Le SAGe (Saudrune, Ariège, GaronnE), syndicat de gestion des eaux du Muretain, a lancé une attaque contre le SIECT (Syndicat Intercommunal des Eaux du Coteau du Touch) depuis de nombreux mois.

La manœuvre consisterait à faire venir 14 communes  du Muretain Agglo membres du SIECT vers le SAGe, vidant le SIECT de ces 14 communes plus urbaines- mais pesant 16 000 abonnés sur les 35000 actuellement- et de laisser le SIECT gérer les communes rurales avec des réseaux de distribution très longs.

Paul-Marie Blanc

Paul-Marie Blanc, président du SIECT

Le SAGe reprendrait l’usine de production de Lherm, dont le coût a été de 13 millions d’euros depuis 2008.
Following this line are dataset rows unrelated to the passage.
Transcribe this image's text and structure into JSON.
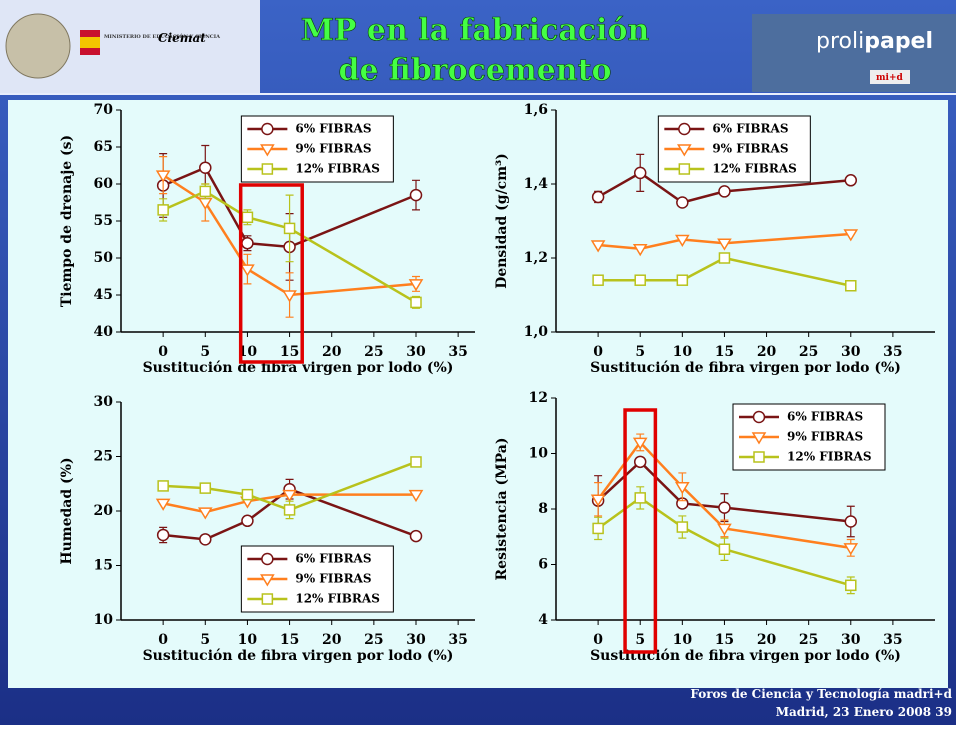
{
  "slide": {
    "title_line1": "MP en la fabricación",
    "title_line2": "de fibrocemento",
    "logo_ministerio": "MINISTERIO DE EDUCACIÓN Y CIENCIA",
    "logo_ciemat": "Ciemat",
    "logo_proli": "proli",
    "logo_papel": "papel",
    "logo_mid": "mi+d",
    "footer_line1": "Foros de Ciencia y Tecnología madri+d",
    "footer_line2": "Madrid, 23 Enero 2008 39"
  },
  "chart_data": [
    {
      "type": "line",
      "ylabel": "Tiempo de drenaje (s)",
      "xlabel": "Sustitución de fibra virgen por lodo (%)",
      "x": [
        0,
        5,
        10,
        15,
        30
      ],
      "xlim": [
        -5,
        37
      ],
      "xticks": [
        0,
        5,
        10,
        15,
        20,
        25,
        30,
        35
      ],
      "ylim": [
        40,
        70
      ],
      "yticks": [
        40,
        45,
        50,
        55,
        60,
        65,
        70
      ],
      "legend": "upper center",
      "series": [
        {
          "name": "6% FIBRAS",
          "color": "#7a1414",
          "marker": "circle",
          "values": [
            59.8,
            62.2,
            52,
            51.5,
            58.5
          ],
          "errors": [
            4.3,
            3,
            1,
            4.5,
            2
          ]
        },
        {
          "name": "9% FIBRAS",
          "color": "#ff7f1e",
          "marker": "triangle-down",
          "values": [
            61.2,
            57.5,
            48.5,
            45,
            46.5
          ],
          "errors": [
            2.5,
            2.5,
            2,
            3,
            1
          ]
        },
        {
          "name": "12% FIBRAS",
          "color": "#b8c21c",
          "marker": "square",
          "values": [
            56.5,
            59,
            55.5,
            54,
            44
          ],
          "errors": [
            1.5,
            1,
            1,
            4.5,
            0.8
          ]
        }
      ]
    },
    {
      "type": "line",
      "ylabel": "Densidad (g/cm³)",
      "xlabel": "Sustitución de fibra virgen por lodo (%)",
      "x": [
        0,
        5,
        10,
        15,
        30
      ],
      "xlim": [
        -5,
        40
      ],
      "xticks": [
        0,
        5,
        10,
        15,
        20,
        25,
        30,
        35
      ],
      "ylim": [
        1.0,
        1.6
      ],
      "yticks": [
        {
          "value": 1.0,
          "label": "1,0"
        },
        {
          "value": 1.2,
          "label": "1,2"
        },
        {
          "value": 1.4,
          "label": "1,4"
        },
        {
          "value": 1.6,
          "label": "1,6"
        }
      ],
      "legend": "upper left",
      "series": [
        {
          "name": "6% FIBRAS",
          "color": "#7a1414",
          "marker": "circle",
          "values": [
            1.365,
            1.43,
            1.35,
            1.38,
            1.41
          ],
          "errors": [
            0.015,
            0.05,
            null,
            null,
            null
          ]
        },
        {
          "name": "9% FIBRAS",
          "color": "#ff7f1e",
          "marker": "triangle-down",
          "values": [
            1.235,
            1.225,
            1.25,
            1.24,
            1.265
          ],
          "errors": [
            null,
            null,
            null,
            null,
            null
          ]
        },
        {
          "name": "12% FIBRAS",
          "color": "#b8c21c",
          "marker": "square",
          "values": [
            1.14,
            1.14,
            1.14,
            1.2,
            1.125
          ],
          "errors": [
            null,
            null,
            null,
            null,
            null
          ]
        }
      ]
    },
    {
      "type": "line",
      "ylabel": "Humedad (%)",
      "xlabel": "Sustitución de fibra virgen por lodo (%)",
      "x": [
        0,
        5,
        10,
        15,
        30
      ],
      "xlim": [
        -5,
        37
      ],
      "xticks": [
        0,
        5,
        10,
        15,
        20,
        25,
        30,
        35
      ],
      "ylim": [
        10,
        30
      ],
      "yticks": [
        10,
        15,
        20,
        25,
        30
      ],
      "legend": "lower center",
      "series": [
        {
          "name": "6% FIBRAS",
          "color": "#7a1414",
          "marker": "circle",
          "values": [
            17.8,
            17.4,
            19.1,
            22,
            17.7
          ],
          "errors": [
            0.7,
            null,
            null,
            0.9,
            null
          ]
        },
        {
          "name": "9% FIBRAS",
          "color": "#ff7f1e",
          "marker": "triangle-down",
          "values": [
            20.7,
            19.9,
            20.9,
            21.5,
            21.5
          ],
          "errors": [
            null,
            null,
            null,
            null,
            null
          ]
        },
        {
          "name": "12% FIBRAS",
          "color": "#b8c21c",
          "marker": "square",
          "values": [
            22.3,
            22.1,
            21.5,
            20.1,
            24.5
          ],
          "errors": [
            null,
            null,
            null,
            0.8,
            null
          ]
        }
      ]
    },
    {
      "type": "line",
      "ylabel": "Resistencia (MPa)",
      "xlabel": "Sustitución de fibra virgen por lodo (%)",
      "x": [
        0,
        5,
        10,
        15,
        30
      ],
      "xlim": [
        -5,
        40
      ],
      "xticks": [
        0,
        5,
        10,
        15,
        20,
        25,
        30,
        35
      ],
      "ylim": [
        4,
        12
      ],
      "yticks": [
        4,
        6,
        8,
        10,
        12
      ],
      "legend": "upper right",
      "series": [
        {
          "name": "6% FIBRAS",
          "color": "#7a1414",
          "marker": "circle",
          "values": [
            8.3,
            9.7,
            8.2,
            8.05,
            7.55
          ],
          "errors": [
            0.9,
            null,
            null,
            0.5,
            0.55
          ]
        },
        {
          "name": "9% FIBRAS",
          "color": "#ff7f1e",
          "marker": "triangle-down",
          "values": [
            8.35,
            10.4,
            8.8,
            7.3,
            6.6
          ],
          "errors": [
            0.6,
            0.3,
            0.5,
            0.3,
            0.3
          ]
        },
        {
          "name": "12% FIBRAS",
          "color": "#b8c21c",
          "marker": "square",
          "values": [
            7.3,
            8.4,
            7.35,
            6.55,
            5.25
          ],
          "errors": [
            0.4,
            0.4,
            0.4,
            0.4,
            0.3
          ]
        }
      ]
    }
  ]
}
De plus, selon son rapport d’orientation budgétaire 2020, le  SAGe doit réaliser 30 M€ d’investissements en 3 ans.

Le fait de transférer ces 14 communes permettrait de réduire l’augmentation du prix de l’eau.

De son côté, le président du MuretainAgglo a demandé son retrait du rôle de représentation-substitution des 14 communes ayant exprimé le souhait de se retirer du SIECT.

Le préfet et la commission départementale de coopération intercommunale ont donné un avis défavorable à ce projet.

Le SIECT a introduit deux recours, l’un au Tribunal Administratif de Toulouse et l’autre au Conseil d’Etat, sans réponse à ce jour.

Comme la reprise est fixée au 1° octobre 2021, le MuretainAgglo va se mettre en ordre de marche, puisque les recours ne sont pas suspensifs et que les procédures risquent de prendre plusieurs mois.

Ce mardi, devant la salle où se déroulait la réunion du MuretainAgglo, une trentaine de maires concernés, leurs adjoints et le personnel de gestion des eaux du SIECT sont venus exprimer leur désaccord.